Aujourd’hui, les Portugais de Larochette se retrouvent régulièrement sur la grand-place. Les Luxembourgeois apprécient leur esprit festif (mais pas leurs coups de klaxon tardifs, qui les irritent parfois…)

L’adjointe au maire Natalie Silva narre la récente double célébration: le sacre du Benfica, le grand club lisboète, et celui à l’Eurovision du chanteur représentant le Portugal. « Portugais et Luxembourgeois ont fait la fête ensemble. Idem, l’année dernière, quand le Portugal a gagné la coupe d’Europe », relève l’élue originaire du Cap-Vert, une ancienne colonie portugaise.

« Peuple métis »

Si certains, comme le journaliste José Corréia évoquent une tendance des Portugais « à rester entre eux », Mme Silva ne voit « pas de problème » de communautarisme.

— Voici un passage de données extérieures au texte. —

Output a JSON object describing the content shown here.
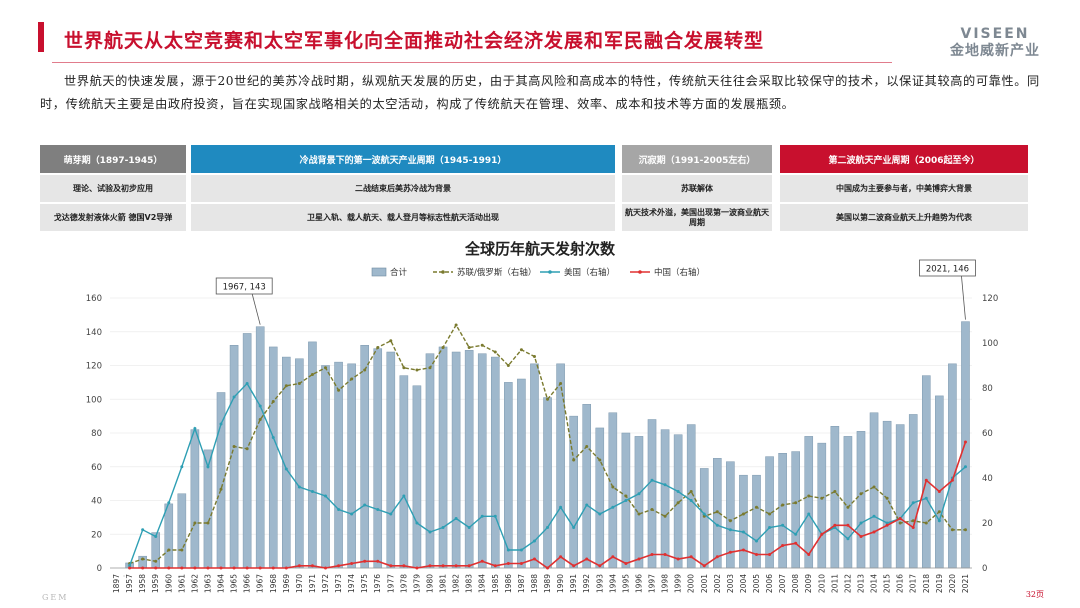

Ils tiennent en tout cas résolument à leur langue maternelle. « Nous sommes un peuple métis et ce métissage nous amène à vouloir garder les racines au niveau de la langue », explique José Antonio Coimbra, le président de la communauté portugaise.

La difficile préservation de leur langue semble être le seul bémol dans l’intégration des Portugais au Luxembourg, où les autorités politiques mettent de plus en plus en avant le luxembourgeois face à une immigration croissante.

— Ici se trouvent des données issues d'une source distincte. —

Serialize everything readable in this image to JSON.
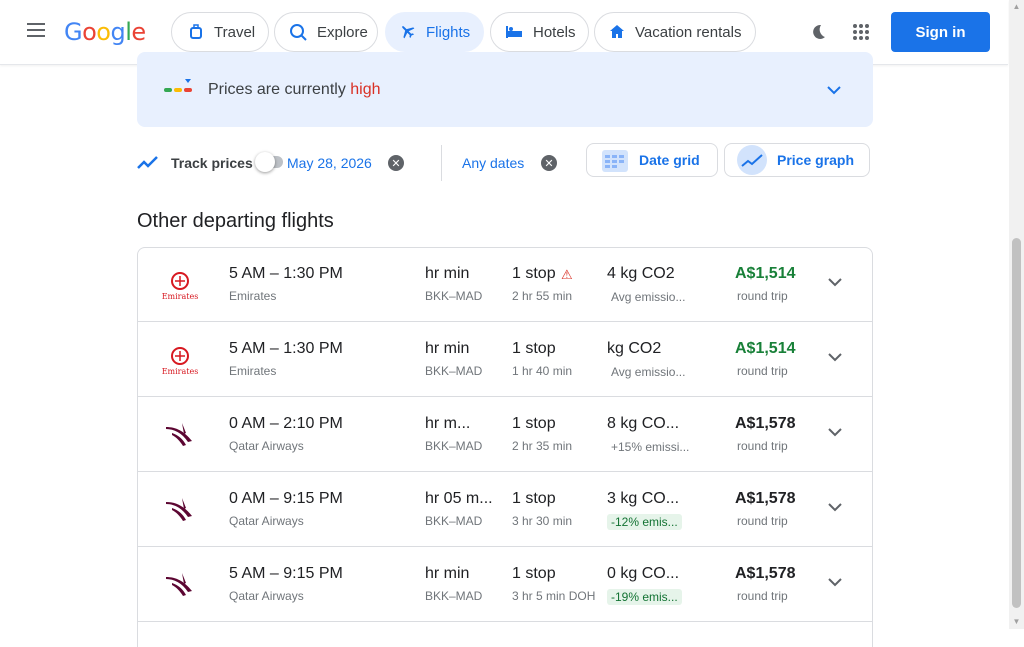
{
  "header": {
    "logo_text": "Google",
    "nav": [
      {
        "label": "Travel",
        "icon": "travel-icon"
      },
      {
        "label": "Explore",
        "icon": "explore-icon"
      },
      {
        "label": "Flights",
        "icon": "flight-icon"
      },
      {
        "label": "Hotels",
        "icon": "hotel-icon"
      },
      {
        "label": "Vacation rentals",
        "icon": "home-icon"
      }
    ],
    "sign_in": "Sign in"
  },
  "insight": {
    "prefix": "Prices are currently ",
    "level": "high"
  },
  "tracking": {
    "label": "Track prices",
    "date_chip": "May 28, 2026",
    "any_dates_chip": "Any dates",
    "date_grid": "Date grid",
    "price_graph": "Price graph"
  },
  "section": {
    "title": "Other departing flights"
  },
  "colors": {
    "accent": "#1a73e8",
    "price_green": "#188038",
    "high_red": "#d93025"
  },
  "flights": [
    {
      "times": "5 AM – 1:30 PM",
      "dep": "5 AM",
      "arr": "1:30 PM",
      "airline": "Emirates",
      "duration": "hr min",
      "route": "BKK–MAD",
      "stops": "1 stop",
      "layover": "2 hr 55 min",
      "co2": "4 kg CO2",
      "emissions": "Avg emissio...",
      "emissions_good": false,
      "price": "A$1,514",
      "price_green": true,
      "trip": "round trip",
      "warning": true
    },
    {
      "times": "5 AM – 1:30 PM",
      "dep": "5 AM",
      "arr": "1:30 PM",
      "airline": "Emirates",
      "duration": "hr min",
      "route": "BKK–MAD",
      "stops": "1 stop",
      "layover": "1 hr 40 min",
      "co2": "kg CO2",
      "emissions": "Avg emissio...",
      "emissions_good": false,
      "price": "A$1,514",
      "price_green": true,
      "trip": "round trip",
      "warning": false
    },
    {
      "times": "0 AM – 2:10 PM",
      "dep": "0 AM",
      "arr": "2:10 PM",
      "airline": "Qatar Airways",
      "duration": "hr m...",
      "route": "BKK–MAD",
      "stops": "1 stop",
      "layover": "2 hr 35 min",
      "co2": "8 kg CO...",
      "emissions": "+15% emissi...",
      "emissions_good": false,
      "price": "A$1,578",
      "price_green": false,
      "trip": "round trip",
      "warning": false
    },
    {
      "times": "0 AM – 9:15 PM",
      "dep": "0 AM",
      "arr": "9:15 PM",
      "airline": "Qatar Airways",
      "duration": "hr 05 m...",
      "route": "BKK–MAD",
      "stops": "1 stop",
      "layover": "3 hr 30 min",
      "co2": "3 kg CO...",
      "emissions": "-12% emis...",
      "emissions_good": true,
      "price": "A$1,578",
      "price_green": false,
      "trip": "round trip",
      "warning": false
    },
    {
      "times": "5 AM – 9:15 PM",
      "dep": "5 AM",
      "arr": "9:15 PM",
      "airline": "Qatar Airways",
      "duration": "hr min",
      "route": "BKK–MAD",
      "stops": "1 stop",
      "layover": "3 hr 5 min DOH",
      "co2": "0 kg CO...",
      "emissions": "-19% emis...",
      "emissions_good": true,
      "price": "A$1,578",
      "price_green": false,
      "trip": "round trip",
      "warning": false
    }
  ]
}
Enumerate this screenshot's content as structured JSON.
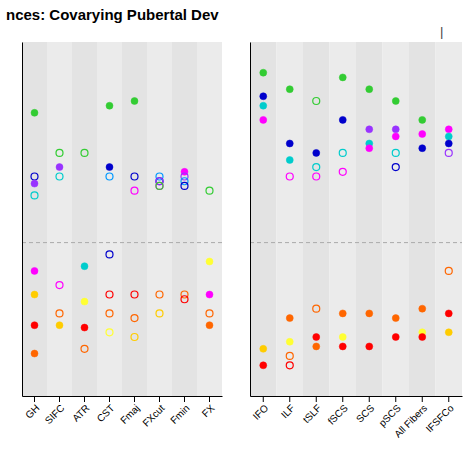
{
  "chart_data": [
    {
      "type": "scatter",
      "title": "nces: Covarying Pubertal Dev",
      "categories": [
        "GH",
        "SIFC",
        "ATR",
        "CST",
        "Fmaj",
        "FXcut",
        "Fmin",
        "FX"
      ],
      "values": [
        [
          0.55,
          0.28,
          0.25,
          0.2,
          -0.12,
          -0.22,
          -0.35,
          -0.47
        ],
        [
          0.38,
          0.32,
          0.28,
          -0.18,
          -0.3,
          -0.35
        ],
        [
          0.38,
          -0.1,
          -0.25,
          -0.36,
          -0.45
        ],
        [
          0.58,
          0.32,
          0.28,
          -0.05,
          -0.22,
          -0.3,
          -0.38
        ],
        [
          0.6,
          0.28,
          0.22,
          -0.22,
          -0.32,
          -0.4
        ],
        [
          0.28,
          0.26,
          0.26,
          0.24,
          0.24,
          -0.22,
          -0.3
        ],
        [
          0.3,
          0.28,
          0.26,
          0.24,
          -0.22,
          -0.24
        ],
        [
          0.22,
          -0.08,
          -0.22,
          -0.3,
          -0.35
        ]
      ],
      "colors": [
        [
          "#33cc33",
          "#0000cc",
          "#9933ff",
          "#00cccc",
          "#ff00ff",
          "#ffcc00",
          "#ff0000",
          "#ff6600"
        ],
        [
          "#33cc33",
          "#9933ff",
          "#00cccc",
          "#ff00ff",
          "#ff6600",
          "#ffcc00"
        ],
        [
          "#33cc33",
          "#00cccc",
          "#ffff33",
          "#ff0000",
          "#ff6600"
        ],
        [
          "#33cc33",
          "#0000cc",
          "#0099ff",
          "#0000cc",
          "#ff0000",
          "#ff6600",
          "#ffff33"
        ],
        [
          "#33cc33",
          "#0000cc",
          "#ff00ff",
          "#ff0000",
          "#ff6600",
          "#ffcc00"
        ],
        [
          "#0099ff",
          "#0000cc",
          "#9933ff",
          "#ff00ff",
          "#33cc33",
          "#ff6600",
          "#ffcc00"
        ],
        [
          "#ff00ff",
          "#9933ff",
          "#0099ff",
          "#0000cc",
          "#ff6600",
          "#ff0000"
        ],
        [
          "#33cc33",
          "#ffff33",
          "#ff00ff",
          "#ff6600",
          "#ff6600"
        ]
      ],
      "marker": [
        [
          "filled",
          "open",
          "filled",
          "open",
          "filled",
          "filled",
          "filled",
          "filled"
        ],
        [
          "open",
          "filled",
          "open",
          "open",
          "open",
          "filled"
        ],
        [
          "open",
          "filled",
          "filled",
          "filled",
          "open"
        ],
        [
          "filled",
          "filled",
          "open",
          "open",
          "open",
          "open",
          "open"
        ],
        [
          "filled",
          "open",
          "open",
          "open",
          "open",
          "open"
        ],
        [
          "open",
          "open",
          "open",
          "open",
          "open",
          "open",
          "open"
        ],
        [
          "filled",
          "open",
          "open",
          "open",
          "open",
          "open"
        ],
        [
          "open",
          "filled",
          "filled",
          "open",
          "filled"
        ]
      ],
      "reference_line": 0,
      "ylim": [
        -0.65,
        0.85
      ],
      "yticks": [],
      "tick_labels": "x"
    },
    {
      "type": "scatter",
      "annotation": "|",
      "categories": [
        "IFO",
        "ILF",
        "tSLF",
        "fSCS",
        "SCS",
        "pSCS",
        "All Fibers",
        "IFSFCo"
      ],
      "values": [
        [
          0.72,
          0.62,
          0.58,
          0.52,
          -0.52,
          -0.45
        ],
        [
          0.65,
          0.42,
          0.35,
          0.28,
          -0.32,
          -0.42,
          -0.48,
          -0.52
        ],
        [
          0.6,
          0.38,
          0.32,
          0.28,
          -0.28,
          -0.4,
          -0.44
        ],
        [
          0.7,
          0.52,
          0.38,
          0.3,
          -0.3,
          -0.4,
          -0.44
        ],
        [
          0.65,
          0.48,
          0.42,
          0.4,
          -0.3,
          -0.44
        ],
        [
          0.6,
          0.48,
          0.45,
          0.38,
          0.32,
          -0.32,
          -0.4
        ],
        [
          0.52,
          0.46,
          0.4,
          -0.28,
          -0.38,
          -0.4
        ],
        [
          0.48,
          0.45,
          0.42,
          0.38,
          -0.12,
          -0.3,
          -0.38
        ]
      ],
      "colors": [
        [
          "#33cc33",
          "#0000cc",
          "#00cccc",
          "#ff00ff",
          "#ff0000",
          "#ffcc00"
        ],
        [
          "#33cc33",
          "#0000cc",
          "#00cccc",
          "#ff00ff",
          "#ff6600",
          "#ffff33",
          "#ff6600",
          "#ff0000"
        ],
        [
          "#33cc33",
          "#0000cc",
          "#00cccc",
          "#ff00ff",
          "#ff6600",
          "#ff0000",
          "#ff6600"
        ],
        [
          "#33cc33",
          "#0000cc",
          "#00cccc",
          "#ff00ff",
          "#ff6600",
          "#ffff33",
          "#ff0000"
        ],
        [
          "#33cc33",
          "#9933ff",
          "#00cccc",
          "#ff00ff",
          "#ff6600",
          "#ff0000"
        ],
        [
          "#33cc33",
          "#9933ff",
          "#ff00ff",
          "#00cccc",
          "#0000cc",
          "#ff6600",
          "#ff0000"
        ],
        [
          "#33cc33",
          "#ff00ff",
          "#0000cc",
          "#ff6600",
          "#ffff33",
          "#ff0000"
        ],
        [
          "#ff00ff",
          "#00cccc",
          "#0000cc",
          "#9933ff",
          "#ff6600",
          "#ff0000",
          "#ffcc00"
        ]
      ],
      "marker": [
        [
          "filled",
          "filled",
          "filled",
          "filled",
          "filled",
          "filled"
        ],
        [
          "filled",
          "filled",
          "filled",
          "open",
          "filled",
          "filled",
          "open",
          "open"
        ],
        [
          "open",
          "filled",
          "open",
          "open",
          "open",
          "filled",
          "filled"
        ],
        [
          "filled",
          "filled",
          "open",
          "open",
          "filled",
          "filled",
          "filled"
        ],
        [
          "filled",
          "filled",
          "filled",
          "filled",
          "filled",
          "filled"
        ],
        [
          "filled",
          "filled",
          "filled",
          "open",
          "open",
          "filled",
          "filled"
        ],
        [
          "filled",
          "filled",
          "filled",
          "filled",
          "filled",
          "filled"
        ],
        [
          "filled",
          "filled",
          "filled",
          "open",
          "open",
          "filled",
          "filled"
        ]
      ],
      "reference_line": 0,
      "ylim": [
        -0.65,
        0.85
      ],
      "yticks": [],
      "tick_labels": "x"
    }
  ]
}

Le Grand-Duché et Lisbonne se sont toutefois récemment entendus pour élargir l’apprentissage du portugais dans l’enseignement.

Au-delà des différences linguistiques, il est un fait qui transcende les deux nations: la ferveur de la pratique catholique, affirme Liliana, une habitante de Larochette. Cette femme active dans une association religieuse raconte les messes de communion célébrées à la fois en luxembourgeois, français et portugais. « La croyance n’a ni nationalité ni langue », dit-elle. « C’est une façon de s’intégrer ».